Let $y(t)$ be a continuous semimartingale and define $P(t)$ as follows. $P(t)=\exp(-y(t)(T-t))$ (t $\in[0,T]$)
Is following calculation using Ito's lemma correct? And how should I write its differential form?

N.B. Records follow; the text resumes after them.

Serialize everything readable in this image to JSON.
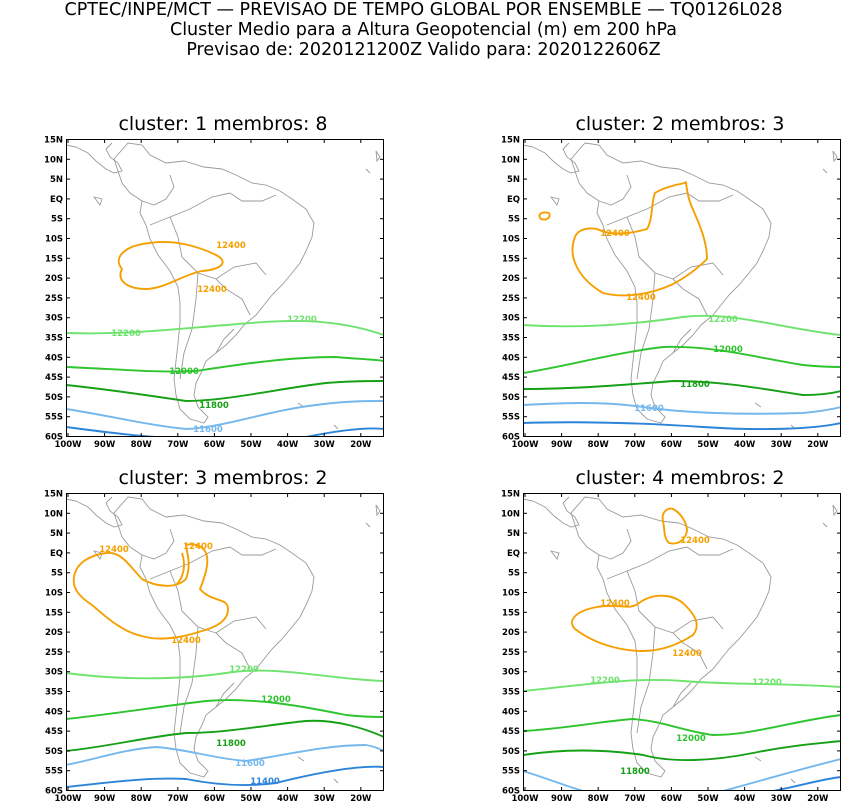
{
  "header": {
    "line1": "CPTEC/INPE/MCT — PREVISAO DE TEMPO GLOBAL POR ENSEMBLE — TQ0126L028",
    "line2": "Cluster Medio para a Altura Geopotencial (m) em 200 hPa",
    "line3": "Previsao de: 2020121200Z    Valido para: 2020122606Z"
  },
  "axes": {
    "lat_labels": [
      "15N",
      "10N",
      "5N",
      "EQ",
      "5S",
      "10S",
      "15S",
      "20S",
      "25S",
      "30S",
      "35S",
      "40S",
      "45S",
      "50S",
      "55S",
      "60S"
    ],
    "lon_labels": [
      "100W",
      "90W",
      "80W",
      "70W",
      "60W",
      "50W",
      "40W",
      "30W",
      "20W"
    ]
  },
  "colors": {
    "c12400": "#f5a000",
    "c12200": "#6ee46e",
    "c12000": "#2ec42e",
    "c11800": "#16a016",
    "c11600": "#74b8ee",
    "c11400": "#2c84d8"
  },
  "panels": [
    {
      "title": "cluster: 1   membros: 8",
      "labels": [
        {
          "text": "12400",
          "color": "#f5a000",
          "x": 165,
          "y": 106
        },
        {
          "text": "12400",
          "color": "#f5a000",
          "x": 146,
          "y": 150
        },
        {
          "text": "12200",
          "color": "#6ee46e",
          "x": 60,
          "y": 194
        },
        {
          "text": "12200",
          "color": "#6ee46e",
          "x": 236,
          "y": 180
        },
        {
          "text": "12000",
          "color": "#2ec42e",
          "x": 118,
          "y": 232
        },
        {
          "text": "11800",
          "color": "#16a016",
          "x": 148,
          "y": 266
        },
        {
          "text": "11600",
          "color": "#74b8ee",
          "x": 142,
          "y": 290
        }
      ]
    },
    {
      "title": "cluster: 2   membros: 3",
      "labels": [
        {
          "text": "12400",
          "color": "#f5a000",
          "x": 92,
          "y": 94
        },
        {
          "text": "12400",
          "color": "#f5a000",
          "x": 118,
          "y": 158
        },
        {
          "text": "12200",
          "color": "#6ee46e",
          "x": 200,
          "y": 180
        },
        {
          "text": "12000",
          "color": "#2ec42e",
          "x": 205,
          "y": 210
        },
        {
          "text": "11800",
          "color": "#16a016",
          "x": 172,
          "y": 245
        },
        {
          "text": "11600",
          "color": "#74b8ee",
          "x": 126,
          "y": 269
        }
      ]
    },
    {
      "title": "cluster: 3   membros: 2",
      "labels": [
        {
          "text": "12400",
          "color": "#f5a000",
          "x": 48,
          "y": 56
        },
        {
          "text": "12400",
          "color": "#f5a000",
          "x": 132,
          "y": 53
        },
        {
          "text": "12400",
          "color": "#f5a000",
          "x": 120,
          "y": 147
        },
        {
          "text": "12200",
          "color": "#6ee46e",
          "x": 178,
          "y": 176
        },
        {
          "text": "12000",
          "color": "#2ec42e",
          "x": 210,
          "y": 206
        },
        {
          "text": "11800",
          "color": "#16a016",
          "x": 165,
          "y": 250
        },
        {
          "text": "11600",
          "color": "#74b8ee",
          "x": 184,
          "y": 270
        },
        {
          "text": "11400",
          "color": "#2c84d8",
          "x": 199,
          "y": 288
        }
      ]
    },
    {
      "title": "cluster: 4   membros: 2",
      "labels": [
        {
          "text": "12400",
          "color": "#f5a000",
          "x": 172,
          "y": 47
        },
        {
          "text": "12400",
          "color": "#f5a000",
          "x": 92,
          "y": 110
        },
        {
          "text": "12400",
          "color": "#f5a000",
          "x": 164,
          "y": 160
        },
        {
          "text": "12200",
          "color": "#6ee46e",
          "x": 82,
          "y": 187
        },
        {
          "text": "12200",
          "color": "#6ee46e",
          "x": 244,
          "y": 189
        },
        {
          "text": "12000",
          "color": "#2ec42e",
          "x": 168,
          "y": 245
        },
        {
          "text": "11800",
          "color": "#16a016",
          "x": 112,
          "y": 278
        }
      ]
    }
  ]
}
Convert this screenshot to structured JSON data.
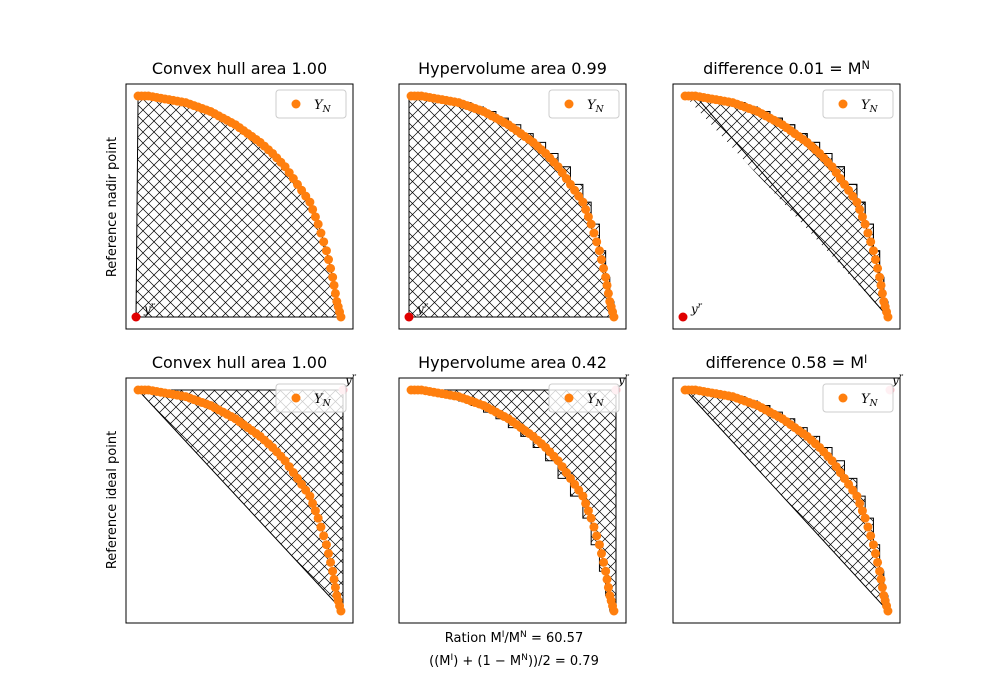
{
  "figure": {
    "row_labels": [
      "Reference nadir point",
      "Reference ideal point"
    ],
    "footer_lines": [
      "Ration M^I/M^N = 60.57",
      "((M^I) + (1 - M^N))/2 = 0.79"
    ]
  },
  "colors": {
    "points": "#ff7f0e",
    "nadir_ref": "#e00000",
    "ideal_ref": "#ffb6c1",
    "hatch": "#000000",
    "frame": "#000000"
  },
  "chart_data": [
    {
      "type": "scatter",
      "title": "Convex hull area 1.00",
      "legend": {
        "label": "Y_N",
        "loc": "upper right"
      },
      "reference_label": "y^r",
      "reference_point": [
        0,
        0
      ],
      "series": [
        {
          "name": "Y_N",
          "points": [
            [
              0.01,
              1.0
            ],
            [
              0.06,
              1.0
            ],
            [
              0.12,
              0.99
            ],
            [
              0.18,
              0.98
            ],
            [
              0.24,
              0.97
            ],
            [
              0.3,
              0.95
            ],
            [
              0.36,
              0.93
            ],
            [
              0.42,
              0.9
            ],
            [
              0.48,
              0.87
            ],
            [
              0.54,
              0.83
            ],
            [
              0.6,
              0.79
            ],
            [
              0.66,
              0.74
            ],
            [
              0.72,
              0.68
            ],
            [
              0.78,
              0.6
            ],
            [
              0.84,
              0.52
            ],
            [
              0.88,
              0.42
            ],
            [
              0.92,
              0.3
            ],
            [
              0.95,
              0.18
            ],
            [
              0.97,
              0.07
            ],
            [
              0.99,
              0.0
            ]
          ]
        }
      ],
      "area": "convex_hull",
      "xlim": [
        0,
        1
      ],
      "ylim": [
        0,
        1
      ],
      "axes_visible": false
    },
    {
      "type": "scatter",
      "title": "Hypervolume area 0.99",
      "legend": {
        "label": "Y_N",
        "loc": "upper right"
      },
      "reference_label": "y^r",
      "reference_point": [
        0,
        0
      ],
      "series": [
        {
          "name": "Y_N",
          "points": [
            [
              0.01,
              1.0
            ],
            [
              0.06,
              1.0
            ],
            [
              0.12,
              0.99
            ],
            [
              0.18,
              0.98
            ],
            [
              0.24,
              0.97
            ],
            [
              0.3,
              0.95
            ],
            [
              0.36,
              0.93
            ],
            [
              0.42,
              0.9
            ],
            [
              0.48,
              0.87
            ],
            [
              0.54,
              0.83
            ],
            [
              0.6,
              0.79
            ],
            [
              0.66,
              0.74
            ],
            [
              0.72,
              0.68
            ],
            [
              0.78,
              0.6
            ],
            [
              0.84,
              0.52
            ],
            [
              0.88,
              0.42
            ],
            [
              0.92,
              0.3
            ],
            [
              0.95,
              0.18
            ],
            [
              0.97,
              0.07
            ],
            [
              0.99,
              0.0
            ]
          ]
        }
      ],
      "area": "hypervolume",
      "xlim": [
        0,
        1
      ],
      "ylim": [
        0,
        1
      ],
      "axes_visible": false
    },
    {
      "type": "scatter",
      "title": "difference 0.01 = M^N",
      "legend": {
        "label": "Y_N",
        "loc": "upper right"
      },
      "reference_label": "y^r",
      "reference_point": [
        0,
        0
      ],
      "series": [
        {
          "name": "Y_N",
          "points": [
            [
              0.01,
              1.0
            ],
            [
              0.06,
              1.0
            ],
            [
              0.12,
              0.99
            ],
            [
              0.18,
              0.98
            ],
            [
              0.24,
              0.97
            ],
            [
              0.3,
              0.95
            ],
            [
              0.36,
              0.93
            ],
            [
              0.42,
              0.9
            ],
            [
              0.48,
              0.87
            ],
            [
              0.54,
              0.83
            ],
            [
              0.6,
              0.79
            ],
            [
              0.66,
              0.74
            ],
            [
              0.72,
              0.68
            ],
            [
              0.78,
              0.6
            ],
            [
              0.84,
              0.52
            ],
            [
              0.88,
              0.42
            ],
            [
              0.92,
              0.3
            ],
            [
              0.95,
              0.18
            ],
            [
              0.97,
              0.07
            ],
            [
              0.99,
              0.0
            ]
          ]
        }
      ],
      "area": "difference",
      "xlim": [
        0,
        1
      ],
      "ylim": [
        0,
        1
      ],
      "axes_visible": false
    },
    {
      "type": "scatter",
      "title": "Convex hull area 1.00",
      "legend": {
        "label": "Y_N",
        "loc": "upper right"
      },
      "reference_label": "y^r",
      "reference_point": [
        1,
        1
      ],
      "series": [
        {
          "name": "Y_N",
          "points": [
            [
              0.01,
              1.0
            ],
            [
              0.06,
              1.0
            ],
            [
              0.12,
              0.99
            ],
            [
              0.18,
              0.98
            ],
            [
              0.24,
              0.97
            ],
            [
              0.3,
              0.95
            ],
            [
              0.36,
              0.93
            ],
            [
              0.42,
              0.9
            ],
            [
              0.48,
              0.87
            ],
            [
              0.54,
              0.83
            ],
            [
              0.6,
              0.79
            ],
            [
              0.66,
              0.74
            ],
            [
              0.72,
              0.68
            ],
            [
              0.78,
              0.6
            ],
            [
              0.84,
              0.52
            ],
            [
              0.88,
              0.42
            ],
            [
              0.92,
              0.3
            ],
            [
              0.95,
              0.18
            ],
            [
              0.97,
              0.07
            ],
            [
              0.99,
              0.0
            ]
          ]
        }
      ],
      "area": "convex_hull",
      "xlim": [
        0,
        1
      ],
      "ylim": [
        0,
        1
      ],
      "axes_visible": false
    },
    {
      "type": "scatter",
      "title": "Hypervolume area 0.42",
      "legend": {
        "label": "Y_N",
        "loc": "upper right"
      },
      "reference_label": "y^r",
      "reference_point": [
        1,
        1
      ],
      "series": [
        {
          "name": "Y_N",
          "points": [
            [
              0.01,
              1.0
            ],
            [
              0.06,
              1.0
            ],
            [
              0.12,
              0.99
            ],
            [
              0.18,
              0.98
            ],
            [
              0.24,
              0.97
            ],
            [
              0.3,
              0.95
            ],
            [
              0.36,
              0.93
            ],
            [
              0.42,
              0.9
            ],
            [
              0.48,
              0.87
            ],
            [
              0.54,
              0.83
            ],
            [
              0.6,
              0.79
            ],
            [
              0.66,
              0.74
            ],
            [
              0.72,
              0.68
            ],
            [
              0.78,
              0.6
            ],
            [
              0.84,
              0.52
            ],
            [
              0.88,
              0.42
            ],
            [
              0.92,
              0.3
            ],
            [
              0.95,
              0.18
            ],
            [
              0.97,
              0.07
            ],
            [
              0.99,
              0.0
            ]
          ]
        }
      ],
      "area": "hypervolume",
      "xlim": [
        0,
        1
      ],
      "ylim": [
        0,
        1
      ],
      "axes_visible": false
    },
    {
      "type": "scatter",
      "title": "difference 0.58 = M^I",
      "legend": {
        "label": "Y_N",
        "loc": "upper right"
      },
      "reference_label": "y^r",
      "reference_point": [
        1,
        1
      ],
      "series": [
        {
          "name": "Y_N",
          "points": [
            [
              0.01,
              1.0
            ],
            [
              0.06,
              1.0
            ],
            [
              0.12,
              0.99
            ],
            [
              0.18,
              0.98
            ],
            [
              0.24,
              0.97
            ],
            [
              0.3,
              0.95
            ],
            [
              0.36,
              0.93
            ],
            [
              0.42,
              0.9
            ],
            [
              0.48,
              0.87
            ],
            [
              0.54,
              0.83
            ],
            [
              0.6,
              0.79
            ],
            [
              0.66,
              0.74
            ],
            [
              0.72,
              0.68
            ],
            [
              0.78,
              0.6
            ],
            [
              0.84,
              0.52
            ],
            [
              0.88,
              0.42
            ],
            [
              0.92,
              0.3
            ],
            [
              0.95,
              0.18
            ],
            [
              0.97,
              0.07
            ],
            [
              0.99,
              0.0
            ]
          ]
        }
      ],
      "area": "difference",
      "xlim": [
        0,
        1
      ],
      "ylim": [
        0,
        1
      ],
      "axes_visible": false
    }
  ]
}
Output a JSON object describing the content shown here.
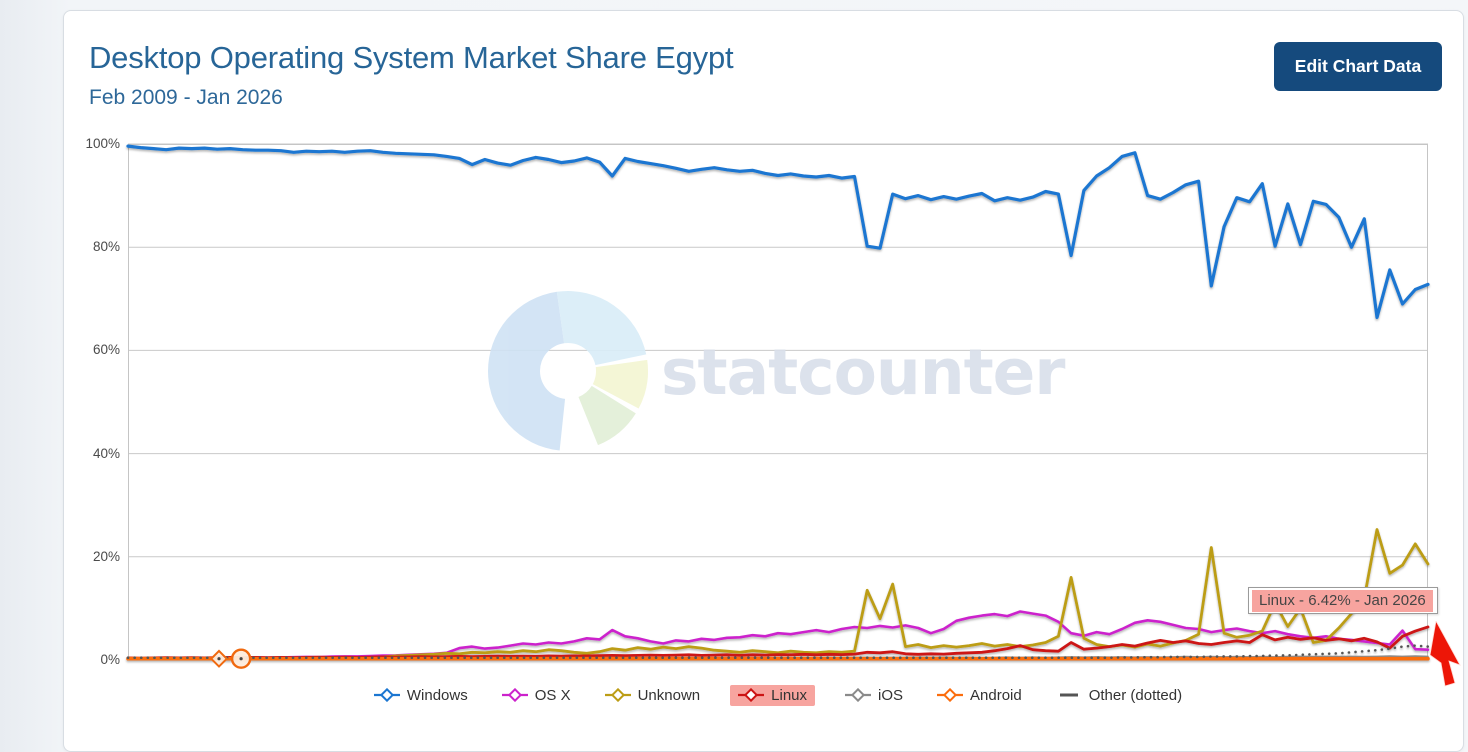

$P(t,y(t))=P(0,y(0))+\int^t_0y(s)\exp(-y(s)(T-t))ds+\int^t_0{-(T-t)\exp(-y(s)(T-t))}dy(s)+1/2\int^t_0(T-t)^2\exp(-y(s)(T-t))d<y>(s)$
Let $P(Y_t,t)=\exp(-Y_t(T-t))$, then $$\frac{\partial P(y,t)}{\partial t}=yP(y,t), \ \ \ \ \ \frac{\partial P(y,t)}{\partial y}=-(T-t)P(y,t), \ \ \ \ \ \frac{\partial^2 P(y,t)}{\partial y^2}=(T-t)^2P(y,t)$$ Therefore, by Ito: $$dP=\frac{\partial P(Y_t,t)}{\partial t}dt+\frac{\partial P(Y_t,t)}{\partial y}dY_t+\frac{1}{2}\frac{\partial^2 P(Y_t,t)}{\partial y^2}d[Y]_t$$ and making the integral form more explicit $$P(Y_t,t)-P(Y_0,0)=\int_0^tY_sP(Y_s,s)ds-\int_0^t(T-s)P(Y_s,s)dY_s+ \\ +\frac{1}{2}\int_0^t(T-s)^2P(Y_s,s)d[Y]_s$$
Now let $P(Y_t,t)=\exp(-Y_t)$, then $$\frac{\partial P(y,t)}{\partial t}=0, \ \ \ \ \ \frac{\partial P(y,t)}{\partial y}=-P(y,t), \ \ \ \ \ \frac{\partial^2 P(y,t)}{\partial y^2}=P(y,t)$$ So the differential and the integral are respectively $$dP=\frac{\partial P(Y_t,t)}{\partial y}dY_t+\frac{1}{2}\frac{\partial^2 P(Y_t,t)}{\partial y^2}d[Y]_t=-P(Y_t,t)dY_t+\frac{1}{2}P(Y_t,t)d[Y]_t$$ $$P(Y_t,t)-P(Y_0,0)=-\int_0^tP(Y_s,s)dY_s +\frac{1}{2}\int_0^tP(Y_s,s)d[Y]_s$$